Visto desde nuestro presente, esto nos resulta risible y, sin duda, desenterrar estas advertencias médicas nos sirve para evaluar con algo más de mesura los titulares sobre el colapso de nuestra atención. Sin embargo, las comparaciones de «es que Sócrates ya decía que…» siempre me han parecido un recurso perezoso porque, comparar sin más épocas distintas no dice nada de la particularidad del presente y parece insinuar que son absolutamente intercambiables. Sí, es cierto que existe una corriente de pensamiento contemporáneo que recuerda a las teorías eugenecistas de degeneración moral del siglo XIX, especialmente en todo cuanto atañe al cacareado «declive de Occidente», pero ¿son esas teorías las que están detrás de toda preocupación genuina por el impacto de la tecnología en el tejido social y en la salud?
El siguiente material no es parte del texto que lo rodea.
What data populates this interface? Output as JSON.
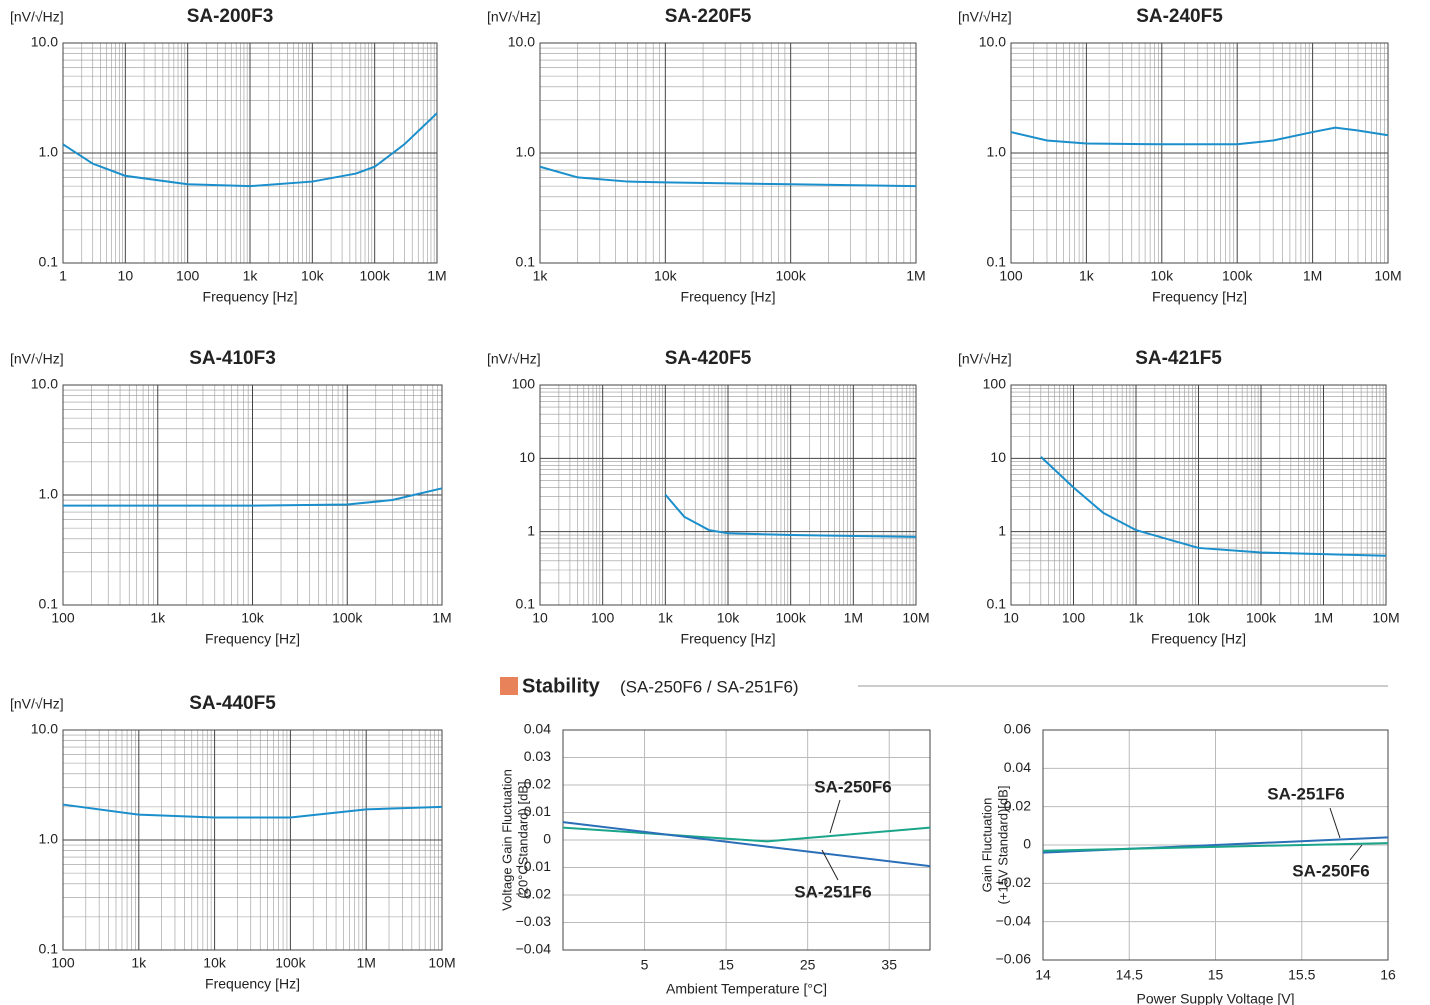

Después de todo, maguferías aparte, también durante el siglo XIX contó con numerosos movimientos sociales que se preocupaban por las condiciones laborales, los efectos de la urbanización e indistrialización en los trabajadores. Puede ser reconfortante, en tiempos de emergencia climática, recurrir al pasado y decir: «¿ves?, antes también se preocupaban por el fin de la civilización y aquí seguimos, no pasa nada», pero quizá no sea lo más sensato ante el peligro al que nos enfrentamos ahora.

Pero ya divago.
No tengo ninguna conclusión a este texto más allá de que estoy viviendo con alegría todas estas reflexiones en torno a qué redes queremos tejer y cómo en esta vieja-nueva internet y que, si hay cierto impulso nostálgico en recobrar algo de las redes de antes (más pequeñas, más calladas, más centradas en intereses comunes y menos generalistas) y traerlo al presente para hacerlo más habitable a mí me parece bien. No me parece sentimentalismo, ni ingenuidad, ni escapismo, ni otras de las muchas maldades que se le atribuyen a la nostalgia. El futuro no se construye en el vacío, sino que se fundamenta, entre otras cosas, en el recuerdo y en la memoria colectiva y a veces, como nuevos luditas y arqueólogos del presente, encontramos herramientas en el pasado que son pequeñas armas de resistencia.